2- Under IHL, not only are these facilities considered civil objects by nature and purpose, but they also fall under a particular category of specifically protected objects.  This is what Article 56 API expressly provides in this regard:

 

“Works and installations containing dangerous forces, namely dams, dykes and nuclear electrical generating stations, shall not be made the object of attack, even where these objects are military objectives, if such attack may cause the release of dangerous forces and consequent severe losses among the civilian population”.

 

This means that under the laws of warfare, the humanitarian cost of attacking such hazardous installations is deemed to be so high that no military considerations will likely justify their targeting.

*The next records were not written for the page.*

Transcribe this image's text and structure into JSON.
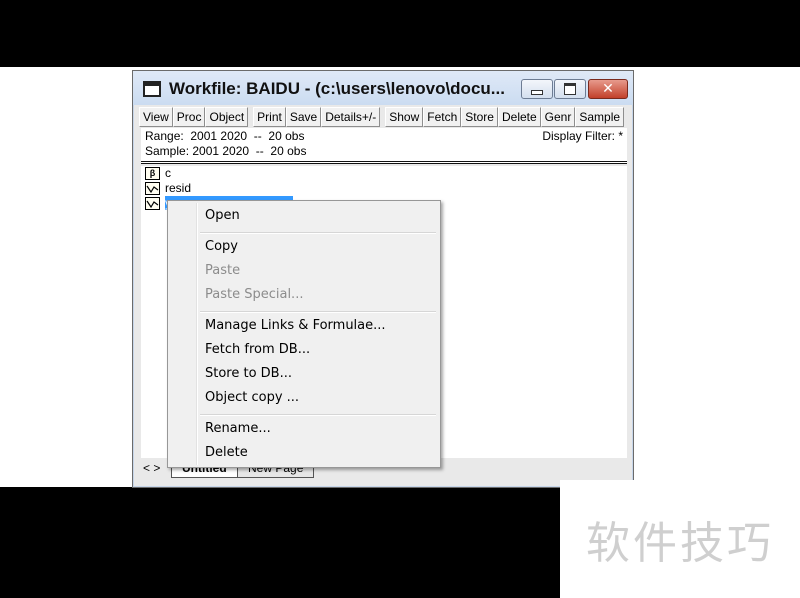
{
  "window": {
    "title": "Workfile: BAIDU - (c:\\users\\lenovo\\docu..."
  },
  "toolbar": {
    "buttons": [
      "View",
      "Proc",
      "Object",
      "Print",
      "Save",
      "Details+/-",
      "Show",
      "Fetch",
      "Store",
      "Delete",
      "Genr",
      "Sample"
    ]
  },
  "info": {
    "range": "Range:  2001 2020  --  20 obs",
    "sample": "Sample: 2001 2020  --  20 obs",
    "filter": "Display Filter: *"
  },
  "objects": [
    {
      "icon": "beta-icon",
      "glyph": "β",
      "name": "c"
    },
    {
      "icon": "series-icon",
      "glyph": "",
      "name": "resid"
    },
    {
      "icon": "series-icon",
      "glyph": "",
      "name": "y"
    }
  ],
  "tabs": {
    "arrows": "< >",
    "active": "Untitled",
    "other": "New Page"
  },
  "context_menu": {
    "items": [
      {
        "label": "Open",
        "enabled": true
      },
      {
        "label": "Copy",
        "enabled": true
      },
      {
        "label": "Paste",
        "enabled": false
      },
      {
        "label": "Paste Special...",
        "enabled": false
      },
      {
        "label": "Manage Links & Formulae...",
        "enabled": true
      },
      {
        "label": "Fetch from DB...",
        "enabled": true
      },
      {
        "label": "Store to DB...",
        "enabled": true
      },
      {
        "label": "Object copy ...",
        "enabled": true
      },
      {
        "label": "Rename...",
        "enabled": true
      },
      {
        "label": "Delete",
        "enabled": true
      }
    ]
  },
  "watermark": "软件技巧",
  "colors": {
    "selection": "#3399ff",
    "close_button": "#c2402a"
  }
}
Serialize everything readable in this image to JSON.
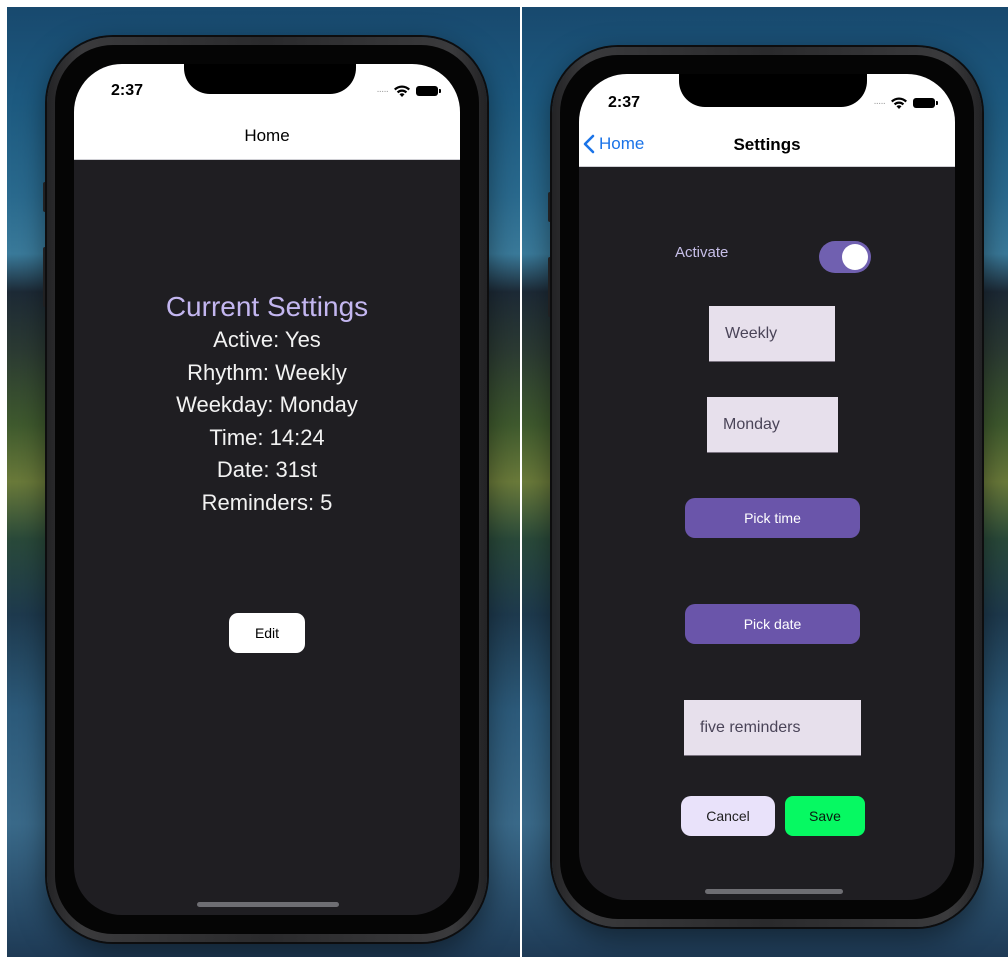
{
  "home_screen": {
    "status_time": "2:37",
    "nav_title": "Home",
    "heading": "Current Settings",
    "lines": [
      "Active: Yes",
      "Rhythm: Weekly",
      "Weekday: Monday",
      "Time: 14:24",
      "Date: 31st",
      "Reminders: 5"
    ],
    "edit_label": "Edit"
  },
  "settings_screen": {
    "status_time": "2:37",
    "back_label": "Home",
    "nav_title": "Settings",
    "activate_label": "Activate",
    "activate_on": true,
    "rhythm_value": "Weekly",
    "weekday_value": "Monday",
    "pick_time_label": "Pick time",
    "pick_date_label": "Pick date",
    "reminders_value": "five reminders",
    "cancel_label": "Cancel",
    "save_label": "Save"
  },
  "colors": {
    "screen_bg": "#1f1e22",
    "accent_purple": "#6a55aa",
    "heading_lavender": "#c3b6f0",
    "save_green": "#06f962",
    "back_blue": "#1a73e8"
  },
  "icons": [
    "chevron-left-icon",
    "wifi-icon",
    "battery-icon",
    "cellular-dots-icon"
  ]
}
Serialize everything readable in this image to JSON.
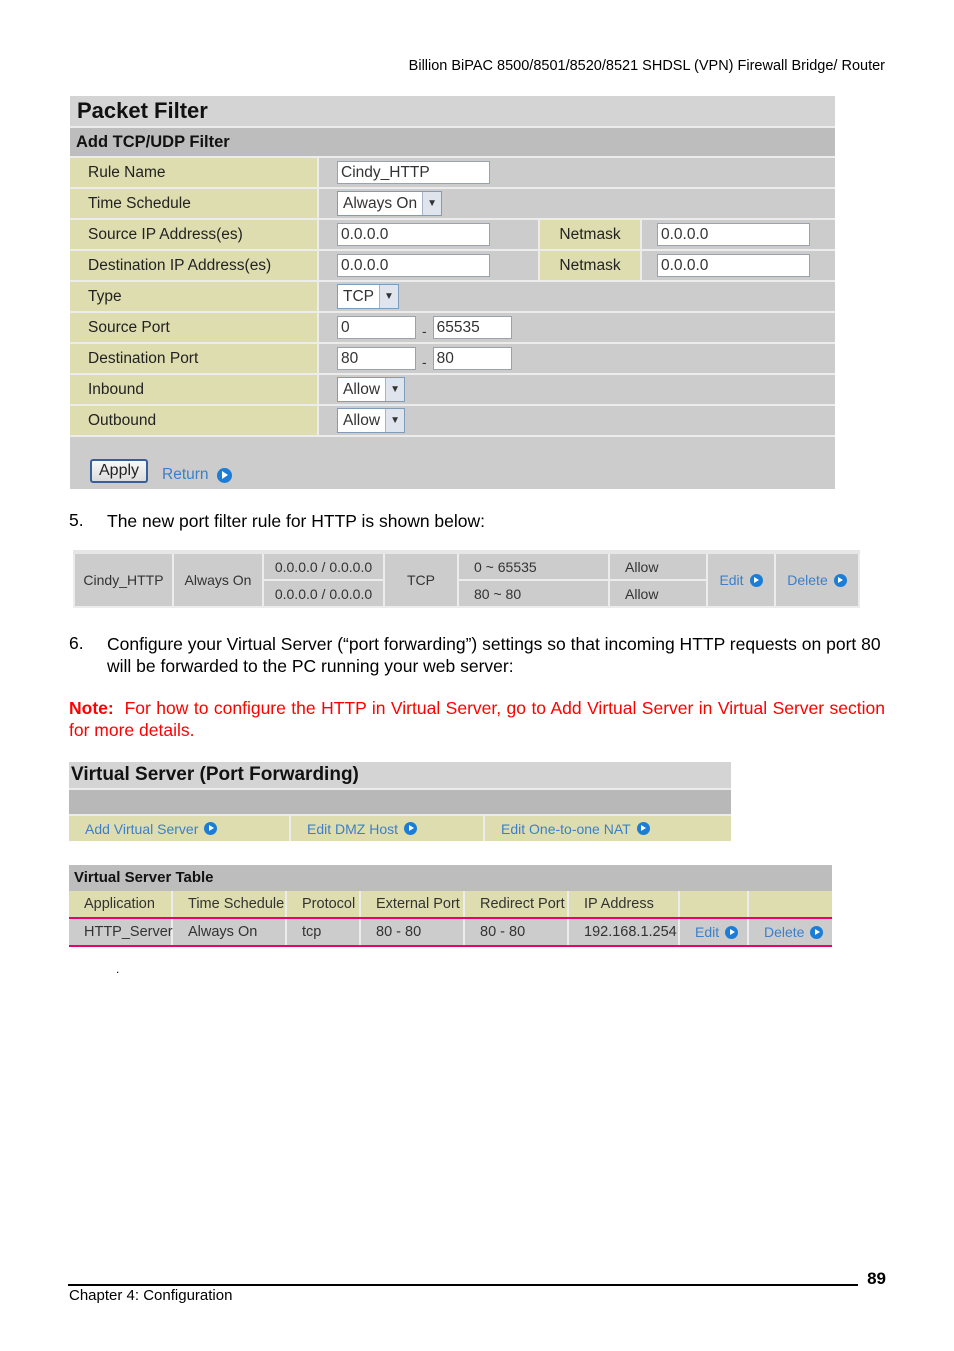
{
  "header": {
    "running_title": "Billion BiPAC 8500/8501/8520/8521 SHDSL (VPN) Firewall Bridge/ Router"
  },
  "packet_filter": {
    "title": "Packet Filter",
    "subtitle": "Add TCP/UDP Filter",
    "fields": {
      "rule_name": {
        "label": "Rule Name",
        "value": "Cindy_HTTP"
      },
      "time_schedule": {
        "label": "Time Schedule",
        "value": "Always On"
      },
      "source_ip": {
        "label": "Source IP Address(es)",
        "value": "0.0.0.0",
        "netmask_label": "Netmask",
        "netmask": "0.0.0.0"
      },
      "destination_ip": {
        "label": "Destination IP Address(es)",
        "value": "0.0.0.0",
        "netmask_label": "Netmask",
        "netmask": "0.0.0.0"
      },
      "type": {
        "label": "Type",
        "value": "TCP"
      },
      "source_port": {
        "label": "Source Port",
        "from": "0",
        "to": "65535",
        "separator": "-"
      },
      "destination_port": {
        "label": "Destination Port",
        "from": "80",
        "to": "80",
        "separator": "-"
      },
      "inbound": {
        "label": "Inbound",
        "value": "Allow"
      },
      "outbound": {
        "label": "Outbound",
        "value": "Allow"
      }
    },
    "apply_label": "Apply",
    "return_label": "Return"
  },
  "steps": {
    "step5": {
      "num": "5.",
      "text": "The new port filter rule for HTTP is shown below:"
    },
    "step6": {
      "num": "6.",
      "text": "Configure your Virtual Server (“port forwarding”) settings so that incoming HTTP requests on port 80 will be forwarded to the PC running your web server:"
    }
  },
  "filter_rule": {
    "name": "Cindy_HTTP",
    "schedule": "Always On",
    "source": "0.0.0.0 / 0.0.0.0",
    "destination": "0.0.0.0 / 0.0.0.0",
    "protocol": "TCP",
    "source_port": "0 ~ 65535",
    "destination_port": "80 ~ 80",
    "inbound": "Allow",
    "outbound": "Allow",
    "edit_label": "Edit",
    "delete_label": "Delete"
  },
  "note": {
    "prefix": "Note:",
    "text": "For how to configure the HTTP in Virtual Server, go to Add Virtual Server in Virtual Server section for more details.",
    "color": "#ff0000"
  },
  "virtual_server": {
    "title": "Virtual Server (Port Forwarding)",
    "links": [
      "Add Virtual Server",
      "Edit DMZ Host",
      "Edit One-to-one NAT"
    ]
  },
  "virtual_server_table": {
    "title": "Virtual Server Table",
    "columns": [
      "Application",
      "Time Schedule",
      "Protocol",
      "External Port",
      "Redirect Port",
      "IP Address",
      "",
      ""
    ],
    "rows": [
      {
        "application": "HTTP_Server",
        "schedule": "Always On",
        "protocol": "tcp",
        "external_port": "80 - 80",
        "redirect_port": "80 - 80",
        "ip": "192.168.1.254",
        "edit_label": "Edit",
        "delete_label": "Delete"
      }
    ]
  },
  "stray_mark": ".",
  "footer": {
    "chapter": "Chapter 4: Configuration",
    "page": "89"
  },
  "colors": {
    "label_bg": "#deddb0",
    "panel_bg": "#cccccc",
    "link": "#3c7fc9",
    "row_highlight": "#e8006e"
  }
}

In fact, some authors even argue that attacking nuclear installations should be subject to an absolute prohibition just as the use of chemical and a biological weapons is, no matter what “military advantage” their destruction could confer to the assailant.

 

3- Since Iran’s nuclear sites are built too deep underground to be reached by the conventional weapons, it is often stated that their destruction would require the use of “Hard Target Penetrating Weapons” such as nuclear bunker busters. Of course, the radioactive fallout from the detonation of such weapons - and the potential catastrophic humanitarian and environmental effects of their use – could be a grave violation of IHL in its own right.

 

According to Article 51 of API the “civilian population and individual civilians shall enjoy general protection against dangers arising from military operations”. Hence, indiscriminate attacks –namely those which employ a method or means of combat the effects of which cannot be limited – are explicitly prohibited.

 

A further prohibition of the employment of such radiation-releasing weapons could also arise from Article 35 (3) of Additional Protocol I which prohibits methods of warfare the use of which is expected to “cause widespread, long-term and severe damage to the natural environment”.

 

Of course, much more could be said about the illegality of targeting Iran’s nuclear installations from an IHL perspective. But the point here is to bring to spotlight a dimension of the question that has been unjustifiably omitted in public and legal debates. Let’s not forget that the question is not just about attacking Iran. It’s also about attacking “nuclear sites” - with all the humanitarian consequences that this entails.